Sprung noch detailliert im Gedächtnis

Die Erinnerungen an den größten Tag seines Lebens werden Beamon für immer begleiten. Als ob es gestern wäre, kann er die entscheidenden Sekunden ins Gedächtnis abrufen: „Die Bedingungen waren ideal. Geschwindigkeit, Absprung, alles stimmte. Ich glaube, ich hatte ein Tempo von umgerechnet 10,0 Sekunden für die 100 Meter drauf.“

Olympiagold hatte Beamon damit gleich nach seinem Auftaktsprung sicher, aber die verblüfften Kampfrichter maßen noch mit einem Stahlband nach, denn die automatische Anlage war nur für Weiten bis 8,60 m eingerichtet. „Verglichen mit seinem Sprung waren wir wie Kinder“, sagte sein geschlagener sowjetischer Rivale Igor Ter-Owanesjan.

Weltrekord pulverisiert

Staunend wie die ganze Welt musste er mitansehen, wie der 22-jährige „Bobby“ aus New York den Weltrekord von Ralph Boston förmlich pulverisierte. Gleich 55 Zentimeter segelte Beamon weiter, Ter-Owanesjan wurde am Ende mit 8,12 m nur Vierter hinter DDR-Springer Klaus Beer (8,19) und dem entthronten Weltrekordler Boston (USA/8,16).

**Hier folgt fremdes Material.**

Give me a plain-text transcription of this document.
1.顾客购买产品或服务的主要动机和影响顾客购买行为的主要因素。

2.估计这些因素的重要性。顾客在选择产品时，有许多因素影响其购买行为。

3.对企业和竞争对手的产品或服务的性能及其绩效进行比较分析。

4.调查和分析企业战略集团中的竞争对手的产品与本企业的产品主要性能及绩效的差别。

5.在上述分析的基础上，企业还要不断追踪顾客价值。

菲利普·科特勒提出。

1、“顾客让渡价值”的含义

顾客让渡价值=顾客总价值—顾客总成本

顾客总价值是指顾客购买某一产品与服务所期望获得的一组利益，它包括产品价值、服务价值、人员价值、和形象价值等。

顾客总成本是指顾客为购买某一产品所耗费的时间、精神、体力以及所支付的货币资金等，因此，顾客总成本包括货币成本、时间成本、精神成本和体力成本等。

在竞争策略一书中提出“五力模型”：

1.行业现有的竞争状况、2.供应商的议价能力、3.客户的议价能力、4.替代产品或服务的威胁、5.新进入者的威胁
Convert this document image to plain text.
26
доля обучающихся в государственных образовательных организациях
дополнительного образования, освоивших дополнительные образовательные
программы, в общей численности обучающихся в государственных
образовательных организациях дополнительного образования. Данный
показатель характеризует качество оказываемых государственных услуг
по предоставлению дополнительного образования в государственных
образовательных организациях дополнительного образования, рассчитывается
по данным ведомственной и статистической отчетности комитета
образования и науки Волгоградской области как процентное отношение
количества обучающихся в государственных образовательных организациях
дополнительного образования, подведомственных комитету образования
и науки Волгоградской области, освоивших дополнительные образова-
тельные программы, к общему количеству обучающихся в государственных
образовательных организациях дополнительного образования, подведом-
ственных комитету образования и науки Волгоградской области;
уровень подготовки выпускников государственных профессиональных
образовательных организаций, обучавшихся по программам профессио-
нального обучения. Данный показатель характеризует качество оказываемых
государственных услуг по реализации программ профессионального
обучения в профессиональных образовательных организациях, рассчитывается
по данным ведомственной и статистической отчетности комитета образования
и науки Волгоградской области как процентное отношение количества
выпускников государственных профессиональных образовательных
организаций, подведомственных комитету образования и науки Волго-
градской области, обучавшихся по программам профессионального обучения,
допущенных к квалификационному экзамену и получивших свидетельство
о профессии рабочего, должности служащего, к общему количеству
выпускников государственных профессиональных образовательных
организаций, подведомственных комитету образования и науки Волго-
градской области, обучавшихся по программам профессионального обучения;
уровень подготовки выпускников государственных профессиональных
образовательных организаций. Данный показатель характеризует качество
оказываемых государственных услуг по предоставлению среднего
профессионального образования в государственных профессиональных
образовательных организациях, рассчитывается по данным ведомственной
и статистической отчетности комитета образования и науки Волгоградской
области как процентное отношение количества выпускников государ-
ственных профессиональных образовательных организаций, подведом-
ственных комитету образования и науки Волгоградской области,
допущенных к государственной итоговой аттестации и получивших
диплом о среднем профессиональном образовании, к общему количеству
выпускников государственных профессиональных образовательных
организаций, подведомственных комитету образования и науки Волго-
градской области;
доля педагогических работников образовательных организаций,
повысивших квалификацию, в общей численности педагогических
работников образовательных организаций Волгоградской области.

Die Zweifel an der außerirdischen Leistung blieben, doch der Rekord hielt allen Stürmen stand - bis zum 30. August 1991. In einem denkwürdigen WM-Finale holte sich Powell mit 8,95 m Gold, sein US-Landsmann Carl Lewis lieferte ihm bis zum letzten Sprung einen Kampf auf Biegen und Brechen. Für 8,91 m - mit zu viel Rückenwind - bekam „Carl der Große“ nur Silber.

Gelegenheitsjobs und Soziologiestudium

Nach seinem Olympiasieg tingelte Beamon noch ein wenig im Hallen-Zirkus herum, kam aber nie auch nur annähernd an seinen legendären Sprung heran. Mit Gelegenheitsjobs als Trainerassistent und Sozialarbeiter hielt sich der gelernte Schneider über Wasser. 1972 schloss er sein Soziologiestudium an der Adelphi University ab, im selben Jahr scheiterte ein Comebackversuch.

Bob Beamon

AP/Alex Brandon

2015 erhielt Beamon den ANOC-Preis für herausragende Leistungen

Erst vor einem Jahr erhielt Beamon von der Vereinigung der Nationalen Olympischen Komitees (ANOC) eine Auszeichnung für herausragende Leistungen. Die 1979 gegründete ANOC ist ein Zusammenschluss aller vom Internationalen Olympischen Komitee anerkannten Nationalen Olympischen Komitees mit Sitz in Lausanne.